De nombreux indices autorisent cependant la comparaison de cette femme aux modèles classiques d’ores et déjà figés dans l’histoire de l’art. Au premier abord androgyne, elle dispose des attributs traditionnellement attribués au modèle féminin : la nudité, une poitrine, du maquillage, des bijoux tombants. Et surtout, elle pose. La sculpture antique gisant au sol, la représentation des personnages de profil évoquant l’Egypte antique, la présence du linceul blanc associé à la figure christique dans la peinture religieuse, tout renvoie à l’histoire du modèle à travers les siècles et peut être clé d’interprétation. Quelle sera l’histoire de notre modèle ? Aura-t-elle une fin tragique ? La table sur laquelle elle s’allonge peut à la fois être un présentoir, une table de dissection ou un monument funéraire.
L'expression de modèle est sereine. Elle semble être en pleine maîtrise d’elle-même et pourtant. Son corps lui échappe. Le bas de ses jambes, ses pieds, ne sont pas représentés. Sa silhouette est comme aspirée par la figure de chair monstrueuse qui se dirige inexorablement vers elle. Que va-t-il se passer ?
Le doute s’installe. Le personnage qui semble maîtriser la situation n’est en fait pas celle que l’on croit mais plutôt cette femme en retrait qui lui fait face. Deux champs s’opposent alors. Les deux figures de droite sont reliées entre elles par la direction de leur regard, le bleu de leurs yeux et le rouge de leurs lèvres et opposent résistance au modèle de gauche.
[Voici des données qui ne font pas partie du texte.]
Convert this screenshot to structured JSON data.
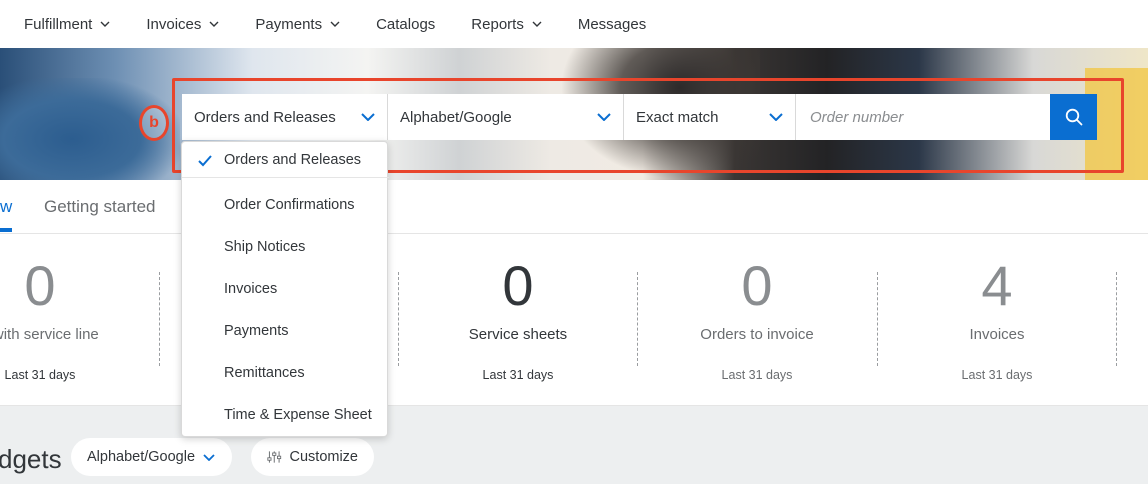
{
  "nav": {
    "items": [
      {
        "label": "Fulfillment",
        "has_dropdown": true
      },
      {
        "label": "Invoices",
        "has_dropdown": true
      },
      {
        "label": "Payments",
        "has_dropdown": true
      },
      {
        "label": "Catalogs",
        "has_dropdown": false
      },
      {
        "label": "Reports",
        "has_dropdown": true
      },
      {
        "label": "Messages",
        "has_dropdown": false
      }
    ]
  },
  "annotation": {
    "badge": "b",
    "color": "#e8452c"
  },
  "search": {
    "document_type": "Orders and Releases",
    "customer": "Alphabet/Google",
    "match_type": "Exact match",
    "placeholder": "Order number",
    "button_icon": "search-icon",
    "accent": "#0a6ed1"
  },
  "dropdown": {
    "items": [
      {
        "label": "Orders and Releases",
        "selected": true
      },
      {
        "label": "Order Confirmations",
        "selected": false
      },
      {
        "label": "Ship Notices",
        "selected": false
      },
      {
        "label": "Invoices",
        "selected": false
      },
      {
        "label": "Payments",
        "selected": false
      },
      {
        "label": "Remittances",
        "selected": false
      },
      {
        "label": "Time & Expense Sheet",
        "selected": false
      }
    ]
  },
  "tabs": {
    "overview": "w",
    "getting_started": "Getting started"
  },
  "tiles": [
    {
      "value": "0",
      "label": "s with service line",
      "period": "Last 31 days"
    },
    {
      "value": "0",
      "label": "Service sheets",
      "period": "Last 31 days"
    },
    {
      "value": "0",
      "label": "Orders to invoice",
      "period": "Last 31 days"
    },
    {
      "value": "4",
      "label": "Invoices",
      "period": "Last 31 days"
    }
  ],
  "widgets": {
    "title": "dgets",
    "customer_filter": "Alphabet/Google",
    "customize_label": "Customize"
  }
}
Que vont-elles faire ?
Les tons rose et ocre et les motifs suggestifs de la robe de la deuxième femme en forme de vulves nous indiquent qu’il va être question de chair. Un détail supplémentaire fait basculer la narration. La femme à la robe a le visage peint en vert. Comme un masque de théâtre, cet élément redéfinit les apparences et nous projette dans un monde de conte inquiétant et monstrueux. La représentation bascule dans le monde de l’imaginaire, le réel se fige en un fond chromatique uni où toutes les interprétations sont permises.
La mythologie et les contes recèlent de figures maléfiques ayant le pouvoir, de la même façon que l’artiste, de pétrifier et figer les figures dans une représentation, en particulier les jeunes filles. Le modèle que nous propose l’artiste sortira-t-il de cette scène vraiment « vivant » ? Et si le buste de femme gisant au sol n’était autre qu’une mise en garde, une alerte, la trace d’une précédente victime pétrifiée dans la pierre.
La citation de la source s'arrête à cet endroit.